Coit talked to Evan Jankens, webmaster of 97.1 The Ticket, after the debut of his show “Burn Rubber,” on You Tube, which featured rap superstar Eminem and the Tigers’ Prince Fielder bonding over an ultra-rare pair of Air Jordan Eminem 4s.
“From the time he asked us, it was less than a day, it definitely is, close to impossible .. I was like ‘I’ve never seen this shoe in person, I don’t know anybody who has realistically held this shoe in their hand,” Coit said. ‘The only way to get this shoe was to be affiliated with Shady… It was like ‘We may have to call the big dog.'”
Coit said his clientele includes players from the major Detroit sports teams, and legends of the rap world. People in the know come from all over the world to get a souvenir from this unassuming store, which occupies a tiny footprint along the railroad tracks in downtown Royal Oak.
“We’re the name that everybody knows,” Coit said, adding they always carry shoes Michigan-themed shows, like the blue collar series.
He added he was at the Jay-Z concert where the big man highlighted people in the audience who were wearing Burn Rubber hats. The rapper asked for the Burn Rubber owners’ number backstage — and they ended up sending him “product,” Coit said.

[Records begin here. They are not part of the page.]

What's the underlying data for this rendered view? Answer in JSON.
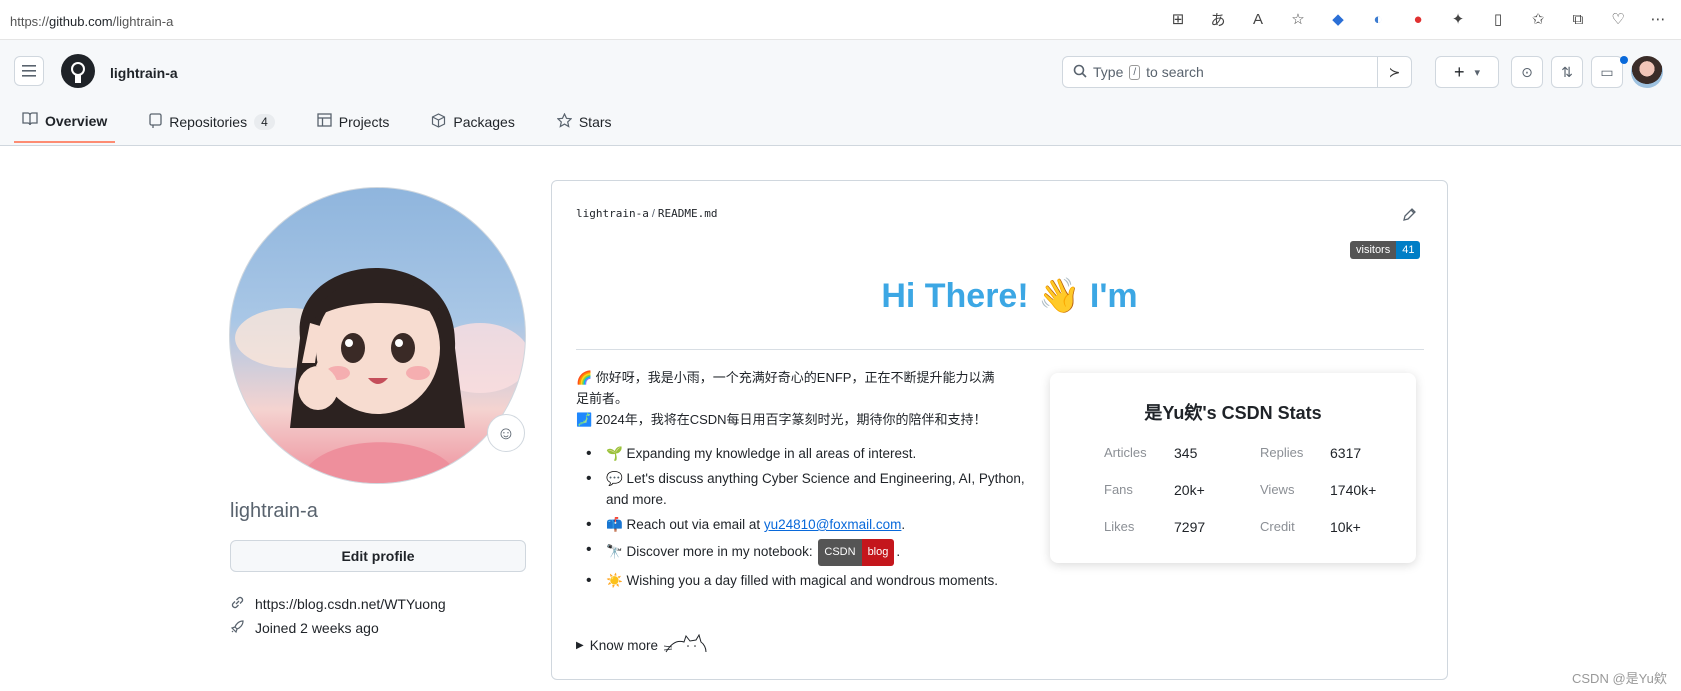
{
  "browser": {
    "url_prefix": "https://",
    "url_host": "github.com",
    "url_path": "/lightrain-a",
    "icons": [
      "grid-icon",
      "translate-icon",
      "read-aloud-icon",
      "favorite-icon",
      "shield-icon",
      "loop-icon",
      "extension-red-icon",
      "puzzle-icon",
      "split-screen-icon",
      "favorites-icon",
      "collections-icon",
      "performance-icon",
      "more-icon"
    ]
  },
  "header": {
    "username": "lightrain-a",
    "search_placeholder_pre": "Type",
    "search_key": "/",
    "search_placeholder_post": "to search",
    "plus_label": "+",
    "caret_label": "▾"
  },
  "tabs": [
    {
      "label": "Overview",
      "icon": "book-icon",
      "active": true
    },
    {
      "label": "Repositories",
      "icon": "repo-icon",
      "count": "4"
    },
    {
      "label": "Projects",
      "icon": "table-icon"
    },
    {
      "label": "Packages",
      "icon": "package-icon"
    },
    {
      "label": "Stars",
      "icon": "star-icon"
    }
  ],
  "profile": {
    "name": "lightrain-a",
    "edit_label": "Edit profile",
    "link": "https://blog.csdn.net/WTYuong",
    "joined": "Joined 2 weeks ago"
  },
  "readme": {
    "path_user": "lightrain-a",
    "path_sep": "/",
    "path_file": "README.md",
    "visitors_label": "visitors",
    "visitors_count": "41",
    "hero": "Hi There! 👋 I'm",
    "intro_line1": "🌈 你好呀，我是小雨，一个充满好奇心的ENFP，正在不断提升能力以满足前者。",
    "intro_line2": "🗾 2024年，我将在CSDN每日用百字篆刻时光，期待你的陪伴和支持！",
    "bullets": [
      {
        "text": "🌱 Expanding my knowledge in all areas of interest."
      },
      {
        "text": "💬 Let's discuss anything Cyber Science and Engineering, AI, Python, and more."
      },
      {
        "pre": "📫 Reach out via email at ",
        "link": "yu24810@foxmail.com",
        "post": "."
      },
      {
        "pre": "🔭 Discover more in my notebook: ",
        "badge_l": "CSDN",
        "badge_r": "blog",
        "post": "."
      },
      {
        "text": "☀️ Wishing you a day filled with magical and wondrous moments."
      }
    ],
    "know_more": "Know more"
  },
  "stats": {
    "title": "是Yu欸's CSDN Stats",
    "rows": [
      {
        "k1": "Articles",
        "v1": "345",
        "k2": "Replies",
        "v2": "6317"
      },
      {
        "k1": "Fans",
        "v1": "20k+",
        "k2": "Views",
        "v2": "1740k+"
      },
      {
        "k1": "Likes",
        "v1": "7297",
        "k2": "Credit",
        "v2": "10k+"
      }
    ]
  },
  "watermark": "CSDN @是Yu欸"
}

But the biggest release they ever had was the Nike Air Yeezy 2, where “The line started, it was eight days, the first two people in line, the time that they lined up, we didn’t even know we were getting the shoe, it was unreal,” Coit said.
Where do sneaker collectors rate on a national scale alongside fans in Chicago and New York?
“I think we’re right there with them,” Coit said. “We’re right there with them, now, what we’ve done with our branding … They’re starting to recognize that you can put this here and it will be a great response… Nas bought our shoe in Japan”
So, what’s the shoe Coit covets right now?
“You know, it’s a shoe, it’s not everybody’s shoe, there was a Reebok, it’s like a running shoe and there was this technology they did in 1997 … I had ever color of this shoe, at the time I didn’t know they would stop making this shoe … They are re-releasing it in March … I’m like overjoyed, I’m getting four of every color.”
The show will continue going strong, Coit said, with a new release at 10 a.m. every Tuesday. New shows will show them working in the community, adding “You can hear us at any time talking about religion, politics sports … Sometimes people come on in here, don’t know what they’re talking about, it’s a lot of crazy antics.”